Oh, and a word about icons and other GUI elements... Do you know where they really came from? I mean aside from the obvious if pathetic attempts at skeuomorphic familiarity like trash-cans and cassette-player controls. It offered third parties a way to push their logos into our eyeballs. And that really doesn't strike me as fitting into the Linux paradigm.
Think about it. Do you always know what those GUI symbols mean? Or an unfamiliar logo? No. Of course not. But how do you look them up? You can't. So the UI developers added text labels right from the start. And where labels didn't seem appropriate (tool bars and such), they added text balloons that appear when you hover over the icon. At least, when they remembered to do so. I'm looking at the Evolution composer's toolbar (which, for some genius reason, I can't disable) (any of them) (so much for less-is-more, eh?) right now wondering how on earth my wife is supposed to know that the magnifying glass = search, but the magnifying glass and pencil = replace when she doesn't even get a text-balloon to tell her what they mean.
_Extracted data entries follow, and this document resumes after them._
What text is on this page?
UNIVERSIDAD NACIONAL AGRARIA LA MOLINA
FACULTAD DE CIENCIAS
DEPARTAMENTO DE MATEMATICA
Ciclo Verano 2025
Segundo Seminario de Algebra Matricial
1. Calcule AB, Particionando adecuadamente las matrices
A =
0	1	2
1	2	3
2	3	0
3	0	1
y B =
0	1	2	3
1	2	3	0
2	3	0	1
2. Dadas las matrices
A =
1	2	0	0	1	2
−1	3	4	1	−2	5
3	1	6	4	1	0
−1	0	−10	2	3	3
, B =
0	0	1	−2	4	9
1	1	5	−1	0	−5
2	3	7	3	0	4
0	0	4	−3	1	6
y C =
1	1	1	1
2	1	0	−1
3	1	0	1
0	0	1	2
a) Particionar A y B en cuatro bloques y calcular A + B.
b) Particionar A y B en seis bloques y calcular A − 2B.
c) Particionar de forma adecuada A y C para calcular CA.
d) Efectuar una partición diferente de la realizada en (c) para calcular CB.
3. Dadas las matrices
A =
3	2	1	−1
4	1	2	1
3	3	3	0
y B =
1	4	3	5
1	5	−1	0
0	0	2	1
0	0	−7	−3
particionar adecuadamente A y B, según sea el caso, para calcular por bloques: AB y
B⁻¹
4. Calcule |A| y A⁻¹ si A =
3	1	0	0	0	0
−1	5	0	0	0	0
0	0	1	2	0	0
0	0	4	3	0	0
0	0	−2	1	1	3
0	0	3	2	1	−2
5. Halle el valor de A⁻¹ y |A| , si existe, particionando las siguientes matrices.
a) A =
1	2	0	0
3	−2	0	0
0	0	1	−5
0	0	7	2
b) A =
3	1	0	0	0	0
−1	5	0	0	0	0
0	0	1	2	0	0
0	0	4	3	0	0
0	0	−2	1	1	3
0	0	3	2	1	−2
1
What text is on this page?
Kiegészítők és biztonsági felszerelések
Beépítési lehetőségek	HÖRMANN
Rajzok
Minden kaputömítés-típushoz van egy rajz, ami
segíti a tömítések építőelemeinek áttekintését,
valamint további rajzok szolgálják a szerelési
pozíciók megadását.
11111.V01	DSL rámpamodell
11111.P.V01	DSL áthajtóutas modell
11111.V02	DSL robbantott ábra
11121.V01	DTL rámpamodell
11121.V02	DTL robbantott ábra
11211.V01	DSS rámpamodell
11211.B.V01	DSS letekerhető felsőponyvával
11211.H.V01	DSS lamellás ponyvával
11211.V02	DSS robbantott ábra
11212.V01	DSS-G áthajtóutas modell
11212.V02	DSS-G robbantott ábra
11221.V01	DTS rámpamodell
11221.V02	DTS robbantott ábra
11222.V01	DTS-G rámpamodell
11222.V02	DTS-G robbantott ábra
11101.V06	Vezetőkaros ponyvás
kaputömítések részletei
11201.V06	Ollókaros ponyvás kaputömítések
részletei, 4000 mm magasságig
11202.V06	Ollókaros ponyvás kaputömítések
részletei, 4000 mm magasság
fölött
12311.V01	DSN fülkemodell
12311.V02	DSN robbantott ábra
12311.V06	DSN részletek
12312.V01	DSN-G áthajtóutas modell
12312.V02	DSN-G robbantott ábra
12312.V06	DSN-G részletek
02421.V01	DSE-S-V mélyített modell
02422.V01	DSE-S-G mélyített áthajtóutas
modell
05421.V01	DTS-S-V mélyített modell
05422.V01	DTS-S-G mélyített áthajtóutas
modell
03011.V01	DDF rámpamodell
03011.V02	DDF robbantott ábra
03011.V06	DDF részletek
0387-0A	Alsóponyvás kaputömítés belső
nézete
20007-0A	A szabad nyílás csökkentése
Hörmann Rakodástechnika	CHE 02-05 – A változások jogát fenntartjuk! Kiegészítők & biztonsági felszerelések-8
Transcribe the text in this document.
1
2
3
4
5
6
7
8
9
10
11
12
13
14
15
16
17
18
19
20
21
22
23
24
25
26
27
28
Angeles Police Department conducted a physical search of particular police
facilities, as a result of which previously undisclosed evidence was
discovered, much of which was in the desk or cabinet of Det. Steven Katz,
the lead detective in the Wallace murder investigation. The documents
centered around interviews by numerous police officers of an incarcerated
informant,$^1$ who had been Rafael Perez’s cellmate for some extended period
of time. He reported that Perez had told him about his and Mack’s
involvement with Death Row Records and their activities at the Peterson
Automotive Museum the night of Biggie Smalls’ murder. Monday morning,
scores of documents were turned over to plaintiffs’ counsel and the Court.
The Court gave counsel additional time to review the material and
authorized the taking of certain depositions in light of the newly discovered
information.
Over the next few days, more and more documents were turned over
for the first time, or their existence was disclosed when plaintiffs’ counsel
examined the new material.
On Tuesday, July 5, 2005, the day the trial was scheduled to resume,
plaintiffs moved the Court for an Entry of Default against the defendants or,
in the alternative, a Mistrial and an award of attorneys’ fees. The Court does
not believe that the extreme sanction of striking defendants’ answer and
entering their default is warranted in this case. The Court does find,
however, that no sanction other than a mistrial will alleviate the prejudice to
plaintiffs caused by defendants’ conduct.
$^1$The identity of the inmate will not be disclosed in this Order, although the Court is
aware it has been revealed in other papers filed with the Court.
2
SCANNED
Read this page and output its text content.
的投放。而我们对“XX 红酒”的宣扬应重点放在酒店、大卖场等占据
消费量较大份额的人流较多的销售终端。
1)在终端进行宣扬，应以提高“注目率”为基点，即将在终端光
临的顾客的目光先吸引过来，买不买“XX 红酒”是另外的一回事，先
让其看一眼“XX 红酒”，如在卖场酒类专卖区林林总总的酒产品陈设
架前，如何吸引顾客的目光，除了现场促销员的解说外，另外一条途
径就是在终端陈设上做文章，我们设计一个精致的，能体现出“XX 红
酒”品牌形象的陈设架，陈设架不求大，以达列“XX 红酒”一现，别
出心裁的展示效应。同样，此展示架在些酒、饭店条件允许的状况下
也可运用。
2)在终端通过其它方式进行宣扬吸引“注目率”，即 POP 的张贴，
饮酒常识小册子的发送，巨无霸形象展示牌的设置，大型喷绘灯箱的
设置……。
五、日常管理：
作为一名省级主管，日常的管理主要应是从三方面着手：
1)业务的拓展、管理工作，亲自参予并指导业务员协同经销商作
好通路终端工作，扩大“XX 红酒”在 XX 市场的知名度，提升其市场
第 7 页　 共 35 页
I mean, some things are good, great even. I love scrollbars (which Unity bizarrely eliminates). I don't use my mouse on them, but the eye acquires from a scrollbar very quickly what used to have to be rendered something like: "You're seeing 345-361 of 1232 lines." So I'm not against GUIs. I really love them. And I love the standardization they brought to the applications. But I'm against taking it too far, and all this touch stuff is far beyond too far, especially when the keyboard is rendered next to useless, and well organized, text-only menus are no longer available. At all.
Here's a thought. Lose the toolbars (or at least make them optional), rationalize the menus, ensure mnemonics (you know, those little underlined characters in the text labels) are available everywhere, and exploit accelerator/short-cut keys (Ctl+O, Ctl+P) more fully, and win back your fans.